As highly successful and widely applied machine learning methods, deep learning and reinforcement learning are the core techniques underlying the latest major breakthroughs in the field of AI. Building on the general principles and methodology of machine learning and motivated by important practical problems, this course will introduce the basic concepts and methods, mathematical foundations and theory, optimization algorithms, and applications and case studies of deep learning and reinforcement learning.
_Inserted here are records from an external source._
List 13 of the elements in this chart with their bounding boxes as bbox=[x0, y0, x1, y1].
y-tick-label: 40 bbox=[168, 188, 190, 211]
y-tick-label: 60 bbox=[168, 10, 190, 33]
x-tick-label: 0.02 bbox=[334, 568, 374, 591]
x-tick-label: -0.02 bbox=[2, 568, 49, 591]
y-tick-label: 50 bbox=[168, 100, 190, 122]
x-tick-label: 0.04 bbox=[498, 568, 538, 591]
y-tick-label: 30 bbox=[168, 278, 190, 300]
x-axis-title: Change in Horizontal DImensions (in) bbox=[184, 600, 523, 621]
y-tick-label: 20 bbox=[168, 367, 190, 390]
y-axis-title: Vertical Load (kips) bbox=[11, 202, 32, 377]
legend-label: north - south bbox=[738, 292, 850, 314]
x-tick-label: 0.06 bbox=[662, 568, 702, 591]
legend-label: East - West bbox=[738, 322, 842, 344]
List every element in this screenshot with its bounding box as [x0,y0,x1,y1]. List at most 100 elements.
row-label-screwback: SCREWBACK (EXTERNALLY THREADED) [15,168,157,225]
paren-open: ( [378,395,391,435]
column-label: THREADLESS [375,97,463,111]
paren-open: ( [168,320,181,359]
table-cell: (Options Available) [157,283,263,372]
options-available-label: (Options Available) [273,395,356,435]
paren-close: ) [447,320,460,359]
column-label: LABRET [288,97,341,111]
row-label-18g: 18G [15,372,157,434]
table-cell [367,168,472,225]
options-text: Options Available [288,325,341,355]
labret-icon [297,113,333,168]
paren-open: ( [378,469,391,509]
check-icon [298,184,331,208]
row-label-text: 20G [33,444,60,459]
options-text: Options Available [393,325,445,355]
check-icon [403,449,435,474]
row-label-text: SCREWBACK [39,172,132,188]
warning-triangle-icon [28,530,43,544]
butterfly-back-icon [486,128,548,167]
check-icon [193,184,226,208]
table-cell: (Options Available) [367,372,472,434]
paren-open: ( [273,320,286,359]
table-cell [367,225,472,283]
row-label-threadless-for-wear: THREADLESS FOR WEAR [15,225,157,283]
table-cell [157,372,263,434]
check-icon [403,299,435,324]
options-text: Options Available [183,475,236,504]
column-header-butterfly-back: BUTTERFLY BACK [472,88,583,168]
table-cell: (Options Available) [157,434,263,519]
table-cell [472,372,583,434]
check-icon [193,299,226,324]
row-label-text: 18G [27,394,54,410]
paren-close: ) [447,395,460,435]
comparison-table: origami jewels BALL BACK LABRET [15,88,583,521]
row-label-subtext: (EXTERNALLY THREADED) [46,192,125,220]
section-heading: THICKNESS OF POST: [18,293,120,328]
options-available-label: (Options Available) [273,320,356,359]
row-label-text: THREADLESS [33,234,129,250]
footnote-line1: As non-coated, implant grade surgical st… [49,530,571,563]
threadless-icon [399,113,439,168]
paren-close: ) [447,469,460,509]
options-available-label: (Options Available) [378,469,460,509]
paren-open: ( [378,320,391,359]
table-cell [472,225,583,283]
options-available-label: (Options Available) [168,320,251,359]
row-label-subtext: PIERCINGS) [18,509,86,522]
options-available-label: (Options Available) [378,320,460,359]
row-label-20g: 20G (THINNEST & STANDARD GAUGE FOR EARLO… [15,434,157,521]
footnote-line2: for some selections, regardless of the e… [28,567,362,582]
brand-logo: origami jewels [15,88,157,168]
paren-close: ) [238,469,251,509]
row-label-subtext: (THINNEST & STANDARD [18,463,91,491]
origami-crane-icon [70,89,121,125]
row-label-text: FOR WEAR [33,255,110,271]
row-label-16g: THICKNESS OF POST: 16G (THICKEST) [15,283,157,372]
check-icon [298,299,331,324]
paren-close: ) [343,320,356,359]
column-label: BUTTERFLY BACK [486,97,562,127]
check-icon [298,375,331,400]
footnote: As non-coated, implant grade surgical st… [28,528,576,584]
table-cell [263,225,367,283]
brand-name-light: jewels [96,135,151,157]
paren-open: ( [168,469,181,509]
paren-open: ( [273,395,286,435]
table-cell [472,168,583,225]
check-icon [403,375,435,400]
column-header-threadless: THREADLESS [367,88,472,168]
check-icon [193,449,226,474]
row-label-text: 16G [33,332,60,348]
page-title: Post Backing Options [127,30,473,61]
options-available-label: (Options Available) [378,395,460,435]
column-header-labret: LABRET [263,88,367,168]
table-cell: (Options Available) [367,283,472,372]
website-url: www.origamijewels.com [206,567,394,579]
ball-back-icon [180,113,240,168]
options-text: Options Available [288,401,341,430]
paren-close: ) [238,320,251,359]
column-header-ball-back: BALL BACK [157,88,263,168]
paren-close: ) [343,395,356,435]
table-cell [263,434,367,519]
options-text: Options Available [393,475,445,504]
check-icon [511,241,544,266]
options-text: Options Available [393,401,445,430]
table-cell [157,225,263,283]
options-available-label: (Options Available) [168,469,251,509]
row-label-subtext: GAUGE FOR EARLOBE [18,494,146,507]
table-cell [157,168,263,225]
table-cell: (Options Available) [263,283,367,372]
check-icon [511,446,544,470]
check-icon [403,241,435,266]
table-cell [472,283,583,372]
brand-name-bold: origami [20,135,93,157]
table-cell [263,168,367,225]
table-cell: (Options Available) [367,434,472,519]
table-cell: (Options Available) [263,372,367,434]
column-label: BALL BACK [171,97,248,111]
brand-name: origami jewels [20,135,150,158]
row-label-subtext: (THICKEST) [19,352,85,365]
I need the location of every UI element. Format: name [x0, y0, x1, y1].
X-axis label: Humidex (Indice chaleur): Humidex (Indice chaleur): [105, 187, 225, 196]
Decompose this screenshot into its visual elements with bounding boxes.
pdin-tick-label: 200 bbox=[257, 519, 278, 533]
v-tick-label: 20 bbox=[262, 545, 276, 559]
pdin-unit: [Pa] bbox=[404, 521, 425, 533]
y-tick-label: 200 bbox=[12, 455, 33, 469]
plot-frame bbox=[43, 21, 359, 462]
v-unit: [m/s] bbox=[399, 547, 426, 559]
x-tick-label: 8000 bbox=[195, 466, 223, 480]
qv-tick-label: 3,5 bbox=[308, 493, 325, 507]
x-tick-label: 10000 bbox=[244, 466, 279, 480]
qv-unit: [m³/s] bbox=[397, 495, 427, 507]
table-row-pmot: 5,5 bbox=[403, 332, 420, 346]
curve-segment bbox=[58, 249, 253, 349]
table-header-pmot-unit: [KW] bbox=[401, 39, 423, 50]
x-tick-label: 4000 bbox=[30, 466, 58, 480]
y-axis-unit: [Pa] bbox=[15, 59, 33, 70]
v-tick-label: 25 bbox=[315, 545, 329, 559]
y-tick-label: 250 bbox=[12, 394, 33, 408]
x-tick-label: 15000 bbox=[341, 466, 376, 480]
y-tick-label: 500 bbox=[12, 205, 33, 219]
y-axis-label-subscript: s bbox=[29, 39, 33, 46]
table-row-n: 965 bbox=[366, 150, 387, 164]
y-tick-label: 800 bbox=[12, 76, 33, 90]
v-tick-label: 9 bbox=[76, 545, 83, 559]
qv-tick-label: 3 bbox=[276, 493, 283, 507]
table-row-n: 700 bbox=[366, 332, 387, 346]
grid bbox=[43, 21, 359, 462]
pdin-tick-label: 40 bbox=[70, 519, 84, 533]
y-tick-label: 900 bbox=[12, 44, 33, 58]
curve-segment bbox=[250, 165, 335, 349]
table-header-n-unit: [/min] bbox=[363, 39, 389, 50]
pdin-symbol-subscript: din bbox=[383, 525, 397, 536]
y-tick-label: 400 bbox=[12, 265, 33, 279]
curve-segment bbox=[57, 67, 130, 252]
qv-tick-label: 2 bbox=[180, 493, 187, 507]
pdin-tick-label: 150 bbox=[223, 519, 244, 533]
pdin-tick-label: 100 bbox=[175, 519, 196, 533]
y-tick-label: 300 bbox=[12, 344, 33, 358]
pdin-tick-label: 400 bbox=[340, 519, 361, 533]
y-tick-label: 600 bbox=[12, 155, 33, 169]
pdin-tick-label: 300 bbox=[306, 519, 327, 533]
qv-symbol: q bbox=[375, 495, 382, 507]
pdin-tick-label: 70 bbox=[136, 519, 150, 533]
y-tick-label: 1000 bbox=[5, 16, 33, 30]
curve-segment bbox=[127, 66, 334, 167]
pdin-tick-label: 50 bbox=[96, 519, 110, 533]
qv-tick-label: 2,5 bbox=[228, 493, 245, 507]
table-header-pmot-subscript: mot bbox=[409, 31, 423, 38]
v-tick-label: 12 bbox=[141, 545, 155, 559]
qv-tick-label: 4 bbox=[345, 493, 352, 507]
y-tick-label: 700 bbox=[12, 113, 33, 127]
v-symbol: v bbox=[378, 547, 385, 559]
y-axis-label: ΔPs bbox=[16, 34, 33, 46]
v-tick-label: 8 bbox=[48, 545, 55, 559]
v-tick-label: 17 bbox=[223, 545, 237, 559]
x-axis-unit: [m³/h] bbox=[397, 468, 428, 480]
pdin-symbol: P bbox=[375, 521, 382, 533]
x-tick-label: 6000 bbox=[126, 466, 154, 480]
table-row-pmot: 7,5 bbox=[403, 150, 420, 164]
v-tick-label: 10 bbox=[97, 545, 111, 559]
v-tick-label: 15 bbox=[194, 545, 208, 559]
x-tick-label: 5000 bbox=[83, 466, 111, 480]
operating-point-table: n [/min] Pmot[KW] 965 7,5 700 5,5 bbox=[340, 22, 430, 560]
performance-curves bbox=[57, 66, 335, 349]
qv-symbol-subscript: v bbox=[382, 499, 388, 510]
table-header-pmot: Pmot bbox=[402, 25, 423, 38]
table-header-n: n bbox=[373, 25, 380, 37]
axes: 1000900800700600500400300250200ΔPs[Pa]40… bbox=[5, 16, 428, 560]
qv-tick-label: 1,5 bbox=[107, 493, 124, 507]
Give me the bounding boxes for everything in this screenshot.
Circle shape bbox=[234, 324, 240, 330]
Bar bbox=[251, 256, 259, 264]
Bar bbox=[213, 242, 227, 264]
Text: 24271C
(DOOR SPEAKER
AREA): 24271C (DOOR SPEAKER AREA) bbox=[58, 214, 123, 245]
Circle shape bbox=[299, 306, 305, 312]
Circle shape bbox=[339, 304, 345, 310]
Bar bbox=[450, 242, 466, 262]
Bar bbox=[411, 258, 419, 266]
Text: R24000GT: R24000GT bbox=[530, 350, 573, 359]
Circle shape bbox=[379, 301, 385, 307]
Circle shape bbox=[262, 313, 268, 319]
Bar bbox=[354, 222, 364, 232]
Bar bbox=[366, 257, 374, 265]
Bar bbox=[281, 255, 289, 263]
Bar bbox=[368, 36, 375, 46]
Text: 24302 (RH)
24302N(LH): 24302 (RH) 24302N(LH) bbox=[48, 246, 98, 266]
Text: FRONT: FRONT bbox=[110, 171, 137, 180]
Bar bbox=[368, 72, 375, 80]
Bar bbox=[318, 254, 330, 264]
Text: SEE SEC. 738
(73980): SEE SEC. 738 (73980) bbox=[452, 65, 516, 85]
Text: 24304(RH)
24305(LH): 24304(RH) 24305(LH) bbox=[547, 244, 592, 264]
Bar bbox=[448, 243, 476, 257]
The part on deep learning will cover feedforward neural networks, regularization and optimization for deep learning, convolutional neural networks, recurrent neural networks, and autoencoders and generative models; the part on reinforcement learning will cover multi-armed bandits, Markov decision processes, dynamic programming, Monte Carlo methods, temporal difference learning, and deep reinforcement learning.

Syllabus

Lectures and Assignments

Week	Date	Topics	References	Assignments	Notes
1	9/9	Introduction, machine learning basics	DL Sec. 5.1
2	9/14	Generalization, bias–variance trade-off	DL Secs. 5.2–5.4		See Belkin et al. (2019) for the double descent phenomenon and Hastie et al. (2022) for a theory in linear models.
	9/16	Inference principles, feedforward networks	DL Secs. 5.4–5.11, 6.1–6.3
3	9/23	Universal approximation, back-propagation	DL Secs. 6.4–6.6
4	9/28	Regularization for DL, weight decay	DL Secs. 7.1–7.5
	9/30	Early stopping, dropout	DL Secs. 7.8–7.14	Homework 1
5	10/7	Optimization for DL	DL Secs. 8.1–8.3
6	10/12	Initialization, adaptive algorithms	DL Secs. 8.4–8.7
	10/14	Convolutional networks	DL Chap. 9		See He et al. (2016) for residual networks.
7	10/21	Recurrent networks	DL Chap. 10	Homework 2
8	10/26	Reinforcement learning basics, multi-armed bandits	RL Chaps. 1 & 2
	10/28	Markov decision processes	RL Chap. 3
9	11/4	Dynamic programming	RL Chap. 4
10	11/9	Monte Carlo methods	RL Chap. 5		A recent progress on the open question about the convergence of MCES was made by Wang et al. (2022).
	11/11	Temporal difference learning	RL Chap. 6, Secs. 7.1–7.3, 12.1	Homework 3
11	11/18	Midterm exam			Mean = 43, median = 43.5, Q1 = 34, Q3 = 54.5, high score = 75
12	11/23	Autoencoders, approximate inference	DL Chaps. 14 & 19
	11/25	Deep generative models	DL Chap. 20		For diffusion models, see Sohl-Dickstein et al. (2015) and Ho, Jain & Abbeel (2020).
13	12/2	On-policy prediction with approximation	RL Chap. 9
14	12/7	On-policy control with approximation, policy gradient methods	RL Chaps. 10 & 13	Homework 4
	12/9	Oral presentations
15	12/16	Oral presentations			Written report due 12/21